Sono state rese note le motivazioni con cui la seconda sezione della Cassazione ha respinto il ricorso presentato dai legali di Mauro Lauricella, rendendo definitiva la condanna a sette anni di reclusione e 2.200 euro di multa, che è stato riconosciuto colpevole di estorsione aggravata dal metodo mafioso. Il figlio del boss della Kalsa, Antonino Lauricella, detto “U Scintilluni,” aveva recuperato una somma per conto dell’ex fisioterapista del Palermo, Giorgio Gasparini, su richiesta di Fabrizio Miccoli.
Le motivazioni
Miccoli, motivazioni condanna Lauricella: legale vuole adire Corte Giustizia Europea
Le motivazioni con cui la seconda sezione della Cassazione ha respinto il ricorso e reso definitiva la condanna a 7 anni per Mauro Lauricella
Andrea Graffagnini, gestore della discoteca Paparazzi, fu costretto da Lauricella «con minaccia anche assistita da metodo mafioso e dall'apporto di più persone riunite, a consegnare una somma di denaro da questi non dovuta a Giorgio Gasparini (ex fisioterapista del club rosa, ndr) fungendo da mediatore nel rapporto di credito vantato da quest'ultimo nei confronti di altri soggetti (Pietro Cascione e Carlo Zambianchi), trattenendo per sé una parte della somma ottenuta dalla persona offesa e dai debitori del Gasparini», riporta l'edizione odierna del noto quotidiano "Giornale di Sicilia".

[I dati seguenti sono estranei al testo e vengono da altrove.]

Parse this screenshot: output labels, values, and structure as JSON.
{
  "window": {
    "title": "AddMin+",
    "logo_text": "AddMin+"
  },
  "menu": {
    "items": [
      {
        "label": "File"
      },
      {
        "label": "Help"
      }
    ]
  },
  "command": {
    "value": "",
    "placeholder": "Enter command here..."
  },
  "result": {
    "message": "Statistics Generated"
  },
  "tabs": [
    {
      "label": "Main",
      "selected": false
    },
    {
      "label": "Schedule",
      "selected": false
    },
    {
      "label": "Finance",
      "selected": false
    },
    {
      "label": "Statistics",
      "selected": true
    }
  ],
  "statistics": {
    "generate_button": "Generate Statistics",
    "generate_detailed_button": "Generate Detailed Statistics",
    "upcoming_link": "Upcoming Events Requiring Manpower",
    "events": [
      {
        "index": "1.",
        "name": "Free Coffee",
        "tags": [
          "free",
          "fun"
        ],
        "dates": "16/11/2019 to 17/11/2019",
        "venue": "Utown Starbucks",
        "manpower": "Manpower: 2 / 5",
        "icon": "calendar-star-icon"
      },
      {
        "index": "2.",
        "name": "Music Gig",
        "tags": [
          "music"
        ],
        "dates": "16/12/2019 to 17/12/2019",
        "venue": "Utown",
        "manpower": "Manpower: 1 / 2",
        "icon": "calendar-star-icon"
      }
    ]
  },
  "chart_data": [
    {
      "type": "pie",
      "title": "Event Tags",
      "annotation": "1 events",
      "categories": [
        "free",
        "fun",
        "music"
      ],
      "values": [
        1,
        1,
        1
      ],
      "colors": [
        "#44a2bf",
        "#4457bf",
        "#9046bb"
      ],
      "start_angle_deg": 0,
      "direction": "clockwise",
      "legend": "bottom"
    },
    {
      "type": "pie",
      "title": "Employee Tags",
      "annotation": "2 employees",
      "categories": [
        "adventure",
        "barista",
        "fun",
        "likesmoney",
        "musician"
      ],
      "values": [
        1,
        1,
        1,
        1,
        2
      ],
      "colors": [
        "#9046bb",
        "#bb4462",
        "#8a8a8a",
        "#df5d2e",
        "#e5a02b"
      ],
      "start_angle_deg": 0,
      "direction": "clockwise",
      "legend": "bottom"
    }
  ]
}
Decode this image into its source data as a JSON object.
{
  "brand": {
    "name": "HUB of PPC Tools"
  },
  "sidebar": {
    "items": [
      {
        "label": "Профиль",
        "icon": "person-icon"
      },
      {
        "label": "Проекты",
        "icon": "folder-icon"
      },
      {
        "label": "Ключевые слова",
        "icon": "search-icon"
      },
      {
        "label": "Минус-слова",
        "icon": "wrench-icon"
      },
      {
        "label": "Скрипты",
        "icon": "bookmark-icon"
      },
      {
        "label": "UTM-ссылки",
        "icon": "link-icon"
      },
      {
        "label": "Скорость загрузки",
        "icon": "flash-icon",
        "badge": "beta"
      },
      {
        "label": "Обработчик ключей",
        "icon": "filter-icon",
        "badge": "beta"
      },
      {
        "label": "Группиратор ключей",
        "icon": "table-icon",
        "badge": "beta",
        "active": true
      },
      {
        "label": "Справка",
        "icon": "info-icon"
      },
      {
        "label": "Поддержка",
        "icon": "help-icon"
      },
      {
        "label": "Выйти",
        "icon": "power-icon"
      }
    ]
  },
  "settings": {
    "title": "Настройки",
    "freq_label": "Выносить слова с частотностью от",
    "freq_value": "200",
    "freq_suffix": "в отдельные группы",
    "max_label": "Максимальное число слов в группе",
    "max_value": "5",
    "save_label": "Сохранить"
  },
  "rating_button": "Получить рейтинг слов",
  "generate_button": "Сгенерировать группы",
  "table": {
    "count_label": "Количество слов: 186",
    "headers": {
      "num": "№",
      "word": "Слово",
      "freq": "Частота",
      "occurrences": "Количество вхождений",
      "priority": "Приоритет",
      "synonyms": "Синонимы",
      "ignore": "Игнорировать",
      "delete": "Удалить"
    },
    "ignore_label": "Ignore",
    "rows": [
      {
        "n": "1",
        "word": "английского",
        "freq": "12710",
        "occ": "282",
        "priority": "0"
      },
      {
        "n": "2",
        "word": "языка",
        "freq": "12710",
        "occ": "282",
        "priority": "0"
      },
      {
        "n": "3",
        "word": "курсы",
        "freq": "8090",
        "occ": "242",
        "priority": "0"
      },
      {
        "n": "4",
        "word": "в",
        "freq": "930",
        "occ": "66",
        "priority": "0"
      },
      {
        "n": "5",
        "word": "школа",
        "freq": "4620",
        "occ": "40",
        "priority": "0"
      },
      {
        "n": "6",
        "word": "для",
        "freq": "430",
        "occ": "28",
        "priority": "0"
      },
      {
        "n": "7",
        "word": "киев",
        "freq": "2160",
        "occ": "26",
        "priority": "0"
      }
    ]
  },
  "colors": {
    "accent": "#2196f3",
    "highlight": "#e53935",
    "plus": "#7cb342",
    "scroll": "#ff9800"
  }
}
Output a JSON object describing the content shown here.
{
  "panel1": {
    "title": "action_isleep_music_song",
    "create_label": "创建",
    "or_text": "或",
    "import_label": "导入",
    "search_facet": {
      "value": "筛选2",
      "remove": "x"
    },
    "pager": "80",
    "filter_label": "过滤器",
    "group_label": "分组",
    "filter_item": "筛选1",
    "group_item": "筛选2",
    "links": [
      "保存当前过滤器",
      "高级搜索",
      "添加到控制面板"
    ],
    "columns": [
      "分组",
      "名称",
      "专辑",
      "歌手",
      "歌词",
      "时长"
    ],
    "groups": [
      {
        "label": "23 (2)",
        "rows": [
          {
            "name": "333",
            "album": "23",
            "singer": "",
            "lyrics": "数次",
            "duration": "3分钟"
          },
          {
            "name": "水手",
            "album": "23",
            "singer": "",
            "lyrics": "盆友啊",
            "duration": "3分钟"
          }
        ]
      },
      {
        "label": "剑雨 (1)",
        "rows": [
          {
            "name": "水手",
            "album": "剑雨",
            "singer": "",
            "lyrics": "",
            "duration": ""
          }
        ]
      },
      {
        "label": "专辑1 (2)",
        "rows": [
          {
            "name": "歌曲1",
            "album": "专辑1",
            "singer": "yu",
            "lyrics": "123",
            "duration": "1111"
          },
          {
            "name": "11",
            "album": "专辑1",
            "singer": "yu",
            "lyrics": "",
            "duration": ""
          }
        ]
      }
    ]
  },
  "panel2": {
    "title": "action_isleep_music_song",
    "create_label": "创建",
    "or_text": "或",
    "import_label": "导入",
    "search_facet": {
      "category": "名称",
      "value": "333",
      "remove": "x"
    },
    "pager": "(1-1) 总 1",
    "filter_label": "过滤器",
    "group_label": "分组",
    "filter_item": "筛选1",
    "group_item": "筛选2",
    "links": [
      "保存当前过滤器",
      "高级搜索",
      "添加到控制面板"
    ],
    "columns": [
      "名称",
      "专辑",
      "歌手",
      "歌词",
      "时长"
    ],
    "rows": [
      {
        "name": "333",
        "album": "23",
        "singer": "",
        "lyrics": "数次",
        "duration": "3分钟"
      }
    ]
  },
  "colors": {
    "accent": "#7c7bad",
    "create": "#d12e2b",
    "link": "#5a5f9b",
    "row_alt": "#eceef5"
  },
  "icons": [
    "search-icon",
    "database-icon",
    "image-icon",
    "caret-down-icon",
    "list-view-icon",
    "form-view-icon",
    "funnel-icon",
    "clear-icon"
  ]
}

Inoltre, il contenuto di alcune conversazioni telefoniche avrebbero fatto sì che il ricorso del figlio del boss Antonio Lauricella fosse respinto. In particolare, nella sentenza si fa riferimento «a due conversazioni intercettate (una del 13 febbraio del 2011 e l'altra del 30 marzo 2011) nelle quali era lo stesso imputato a riferire alla persona offesa di avere intascato somme da consegnare a Gasparini ammontanti ad almeno 10 mila euro, confidando alla propria madre di avere trattenuto per sé quattromila euro. Quanto alla sussistenza della minaccia, il ricorrente non fa alcun riferimento - annotano i giudici - a quanto precisato nella sentenza impugnata, laddove la Corte ha sottolineato che da una conversazione intercettata risultava, per bocca dello stesso imputato, che in uno degli incontri preliminari alla riunione decisiva avvenuta nel retrobottega di un ristorante del quartiere Kalsa, egli aveva usato anche violenza fisica nei confronti di Graffagnini finalizzata all'ottenimento del pagamento per la questione di interesse», si legge sul noto quotidiano che riporta le motivazioni con cui la seconda sezione della Cassazione ha respinto il ricorso e reso definitiva la condanna a 7 anni per Mauro Lauricella.
La condanna poggia anche sulla circostanza, «concordemente riferita dalla persona offesa Graffagnini, dal teste oculare Ivano Sottile e dal dialogo tra Lauricella e Miccoli, secondo cui alla riunione della Kalsa erano presenti alcuni personaggi di alta caratura criminale e mafiosa (persone grandi, anche le indicazioni dei nominativi di alcuni di loro contenuti nella sentenza impugnata in quanto riconosciuti dagli astanti), uno dei quali, non identificato con certezza, era intervenuto per risolvere la questione facendo espresso riferimento al fatto di trovarsi in quel luogo in quanto chiamato dall'imputato (e non da altri) ed in ragione della sua amicizia con il padre di quest'ultimo, soggetto pacificamente appartenente all'associazione mafiosa Cosa nostra in quel momento latitante».
La Cassazione fa sua la linea della Corte d’appello pure sul «fatto che l'imputato avesse appositamente costruito, nella specifica situazione ambientale di riferimento, un "contesto mafioso", facendo leva su di esso per ottenere dalla vittima e dagli altri debitori il risultato sperato, così utilizzando, neanche troppo implicitamente, il metodo mafioso sanzionato dall'aggravante di cui all'articolo 416-bis. La provata circostanza, attraverso testimoni oculari, rende inconsistente la valorizzazione di quanto poteva aver ascoltato un testimone di polizia giudiziaria non direttamente partecipe alla discussione».
L’avvocato Giovanni Bonsignore, difensore di Lauricella, fa sapere che leggerà «attentamente, unitamente all’avvocato Angelo Barone, la sentenza emessa dai Supremi Giudici per valutare l’eventuale sussistenza dei presupposti necessari per adire la Corte di Giustizia europea», chiosa il Gds.